Genotype array with progeny phased where possible.

Examples

>>> import allel
>>> g = allel.GenotypeArray([
...     [[0, 0], [0, 0], [0, 0]],
...     [[1, 1], [1, 1], [1, 1]],
...     [[0, 0], [1, 1], [0, 1]],
...     [[1, 1], [0, 0], [0, 1]],
...     [[0, 0], [0, 1], [0, 0]],
...     [[0, 0], [0, 1], [0, 1]],
...     [[0, 1], [0, 0], [0, 1]],
...     [[0, 1], [0, 1], [0, 1]],
...     [[0, 1], [1, 2], [0, 1]],
...     [[1, 2], [0, 1], [1, 2]],
...     [[0, 1], [2, 3], [0, 2]],
...     [[2, 3], [0, 1], [1, 3]],
...     [[0, 0], [0, 0], [-1, -1]],
...     [[0, 0], [0, 0], [1, 1]],
... ], dtype='i1')
>>> g = allel.phase_progeny_by_transmission(g)
>>> print(g.to_str(row_threshold=None))
0/0 0/0 0|0
1/1 1/1 1|1
0/0 1/1 0|1
1/1 0/0 1|0
0/0 0/1 0|0
0/0 0/1 0|1
0/1 0/0 1|0
0/1 0/1 0/1
0/1 1/2 0|1
1/2 0/1 2|1
0/1 2/3 0|2
2/3 0/1 3|1
0/0 0/0 ./.
0/0 0/0 1/1
>>> g.is_phased
array([[False, False,  True],
       [False, False,  True],
       [False, False,  True],
       [False, False,  True],
       [False, False,  True],
       [False, False,  True],
       [False, False,  True],
       [False, False, False],
       [False, False,  True],
       [False, False,  True],
       [False, False,  True],
       [False, False,  True],
       [False, False, False],
       [False, False, False]])
allel.phase_parents_by_transmission(g, window_size)[source]

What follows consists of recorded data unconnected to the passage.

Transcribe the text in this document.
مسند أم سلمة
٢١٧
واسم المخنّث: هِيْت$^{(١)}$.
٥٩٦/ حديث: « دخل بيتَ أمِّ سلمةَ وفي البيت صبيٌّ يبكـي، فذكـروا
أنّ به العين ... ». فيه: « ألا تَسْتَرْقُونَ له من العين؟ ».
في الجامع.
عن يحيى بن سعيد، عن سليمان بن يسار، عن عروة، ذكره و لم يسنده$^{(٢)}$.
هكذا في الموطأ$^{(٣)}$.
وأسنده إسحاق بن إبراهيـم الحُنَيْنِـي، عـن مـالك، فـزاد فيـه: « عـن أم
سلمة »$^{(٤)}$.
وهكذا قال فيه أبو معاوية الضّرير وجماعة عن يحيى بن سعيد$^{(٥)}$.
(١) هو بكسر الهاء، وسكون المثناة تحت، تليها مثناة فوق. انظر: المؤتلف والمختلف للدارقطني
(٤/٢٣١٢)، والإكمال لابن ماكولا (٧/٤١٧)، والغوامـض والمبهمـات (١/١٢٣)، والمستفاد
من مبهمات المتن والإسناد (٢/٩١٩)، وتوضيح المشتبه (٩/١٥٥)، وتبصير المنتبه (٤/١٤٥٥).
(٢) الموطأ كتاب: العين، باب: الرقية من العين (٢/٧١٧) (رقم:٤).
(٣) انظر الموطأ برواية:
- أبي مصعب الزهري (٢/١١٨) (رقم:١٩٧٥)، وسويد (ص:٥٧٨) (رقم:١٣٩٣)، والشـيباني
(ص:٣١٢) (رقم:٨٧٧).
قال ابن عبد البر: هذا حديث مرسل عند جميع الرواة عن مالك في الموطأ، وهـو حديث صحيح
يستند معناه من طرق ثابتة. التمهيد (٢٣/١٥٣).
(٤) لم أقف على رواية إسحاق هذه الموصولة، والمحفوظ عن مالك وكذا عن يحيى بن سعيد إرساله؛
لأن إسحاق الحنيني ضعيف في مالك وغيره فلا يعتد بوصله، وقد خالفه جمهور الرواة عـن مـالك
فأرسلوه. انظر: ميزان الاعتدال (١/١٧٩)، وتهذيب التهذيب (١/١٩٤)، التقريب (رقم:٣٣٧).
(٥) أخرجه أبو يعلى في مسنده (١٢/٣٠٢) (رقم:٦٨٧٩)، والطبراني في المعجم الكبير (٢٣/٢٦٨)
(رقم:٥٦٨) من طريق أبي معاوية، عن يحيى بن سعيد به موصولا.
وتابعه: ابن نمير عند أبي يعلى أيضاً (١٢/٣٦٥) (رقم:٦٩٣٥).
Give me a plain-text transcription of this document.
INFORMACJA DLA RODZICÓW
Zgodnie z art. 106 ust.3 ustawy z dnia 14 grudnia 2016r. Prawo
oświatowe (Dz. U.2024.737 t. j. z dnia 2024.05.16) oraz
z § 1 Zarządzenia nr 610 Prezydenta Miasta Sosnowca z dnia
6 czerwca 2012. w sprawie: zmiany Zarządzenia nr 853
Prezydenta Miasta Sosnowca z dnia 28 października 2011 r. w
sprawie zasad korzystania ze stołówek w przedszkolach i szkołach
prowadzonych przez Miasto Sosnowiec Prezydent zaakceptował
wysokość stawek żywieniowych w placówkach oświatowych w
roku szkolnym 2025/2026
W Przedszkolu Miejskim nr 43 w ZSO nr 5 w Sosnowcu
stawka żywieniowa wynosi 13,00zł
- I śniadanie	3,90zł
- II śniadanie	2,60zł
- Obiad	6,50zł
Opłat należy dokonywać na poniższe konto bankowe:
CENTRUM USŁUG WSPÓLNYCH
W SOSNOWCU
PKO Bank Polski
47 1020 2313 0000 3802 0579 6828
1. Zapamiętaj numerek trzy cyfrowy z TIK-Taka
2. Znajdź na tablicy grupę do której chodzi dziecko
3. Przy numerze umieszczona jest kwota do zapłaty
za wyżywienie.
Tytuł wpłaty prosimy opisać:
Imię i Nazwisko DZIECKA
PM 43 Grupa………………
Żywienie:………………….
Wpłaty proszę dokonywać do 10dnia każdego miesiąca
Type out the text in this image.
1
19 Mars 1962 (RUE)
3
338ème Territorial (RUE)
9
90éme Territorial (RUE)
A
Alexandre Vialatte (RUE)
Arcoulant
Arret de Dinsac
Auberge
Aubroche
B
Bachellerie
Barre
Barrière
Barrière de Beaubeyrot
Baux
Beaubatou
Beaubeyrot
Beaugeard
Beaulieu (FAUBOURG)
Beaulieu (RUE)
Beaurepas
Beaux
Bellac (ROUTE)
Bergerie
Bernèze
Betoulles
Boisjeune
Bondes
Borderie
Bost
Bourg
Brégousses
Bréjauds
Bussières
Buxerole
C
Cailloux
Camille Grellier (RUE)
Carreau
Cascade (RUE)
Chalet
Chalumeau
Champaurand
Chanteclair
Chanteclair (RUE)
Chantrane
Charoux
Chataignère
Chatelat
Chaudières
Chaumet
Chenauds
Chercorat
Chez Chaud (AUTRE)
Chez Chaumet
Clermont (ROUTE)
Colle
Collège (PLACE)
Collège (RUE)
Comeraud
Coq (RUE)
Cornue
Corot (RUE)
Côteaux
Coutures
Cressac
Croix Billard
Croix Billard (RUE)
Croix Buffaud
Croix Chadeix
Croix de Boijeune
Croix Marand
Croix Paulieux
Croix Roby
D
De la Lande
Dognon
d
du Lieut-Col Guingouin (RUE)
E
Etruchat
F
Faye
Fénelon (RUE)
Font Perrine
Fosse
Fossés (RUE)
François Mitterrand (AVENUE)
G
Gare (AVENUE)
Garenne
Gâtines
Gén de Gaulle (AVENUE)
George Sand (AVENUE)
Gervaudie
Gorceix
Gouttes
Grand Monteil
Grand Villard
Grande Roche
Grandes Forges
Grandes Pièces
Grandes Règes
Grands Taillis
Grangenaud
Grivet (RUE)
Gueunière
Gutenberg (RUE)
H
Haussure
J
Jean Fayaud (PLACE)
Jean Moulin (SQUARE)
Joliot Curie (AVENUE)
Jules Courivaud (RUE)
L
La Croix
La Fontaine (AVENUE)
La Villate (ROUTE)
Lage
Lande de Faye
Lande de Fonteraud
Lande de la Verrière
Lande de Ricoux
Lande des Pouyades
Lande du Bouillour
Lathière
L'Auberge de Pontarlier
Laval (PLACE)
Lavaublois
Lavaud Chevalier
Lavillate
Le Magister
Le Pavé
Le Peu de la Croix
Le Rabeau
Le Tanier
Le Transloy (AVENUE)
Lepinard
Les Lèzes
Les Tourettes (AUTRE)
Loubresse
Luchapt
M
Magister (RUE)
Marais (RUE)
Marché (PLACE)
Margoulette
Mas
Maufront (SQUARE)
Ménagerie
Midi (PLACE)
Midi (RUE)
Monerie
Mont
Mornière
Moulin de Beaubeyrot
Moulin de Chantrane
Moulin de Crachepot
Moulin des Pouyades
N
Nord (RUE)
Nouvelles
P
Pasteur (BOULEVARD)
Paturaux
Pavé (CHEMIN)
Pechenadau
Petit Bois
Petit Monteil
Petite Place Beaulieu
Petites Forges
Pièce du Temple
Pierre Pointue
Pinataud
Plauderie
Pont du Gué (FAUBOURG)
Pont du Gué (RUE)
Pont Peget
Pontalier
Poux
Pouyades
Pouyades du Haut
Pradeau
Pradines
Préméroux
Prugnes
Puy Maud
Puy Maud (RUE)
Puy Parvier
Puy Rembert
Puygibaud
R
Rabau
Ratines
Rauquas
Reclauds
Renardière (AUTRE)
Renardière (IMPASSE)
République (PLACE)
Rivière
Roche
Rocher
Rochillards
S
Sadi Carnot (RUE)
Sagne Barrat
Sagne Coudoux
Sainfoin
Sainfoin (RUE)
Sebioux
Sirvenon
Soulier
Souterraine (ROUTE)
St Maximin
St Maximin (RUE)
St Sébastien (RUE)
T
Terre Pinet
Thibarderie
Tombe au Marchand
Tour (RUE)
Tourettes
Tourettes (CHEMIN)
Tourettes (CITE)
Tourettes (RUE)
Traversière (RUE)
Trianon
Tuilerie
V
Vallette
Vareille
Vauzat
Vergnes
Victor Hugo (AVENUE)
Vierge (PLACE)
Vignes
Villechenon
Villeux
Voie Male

Phase parent genotypes from a trio or cross, given progeny genotypes already phased by Mendelian transmission.

Parameters:
g : GenotypeArray

Genotype array, with parents as first two columns and progeny as remaining columns, where progeny genotypes are already phased.

window_size : int

Number of previous heterozygous sites to include when phasing each parent. A number somewhere between 10 and 100 may be appropriate, depending on levels of heterozygosity and quality of data.

Returns:
g : GenotypeArray

Genotype array with parents phased where possible.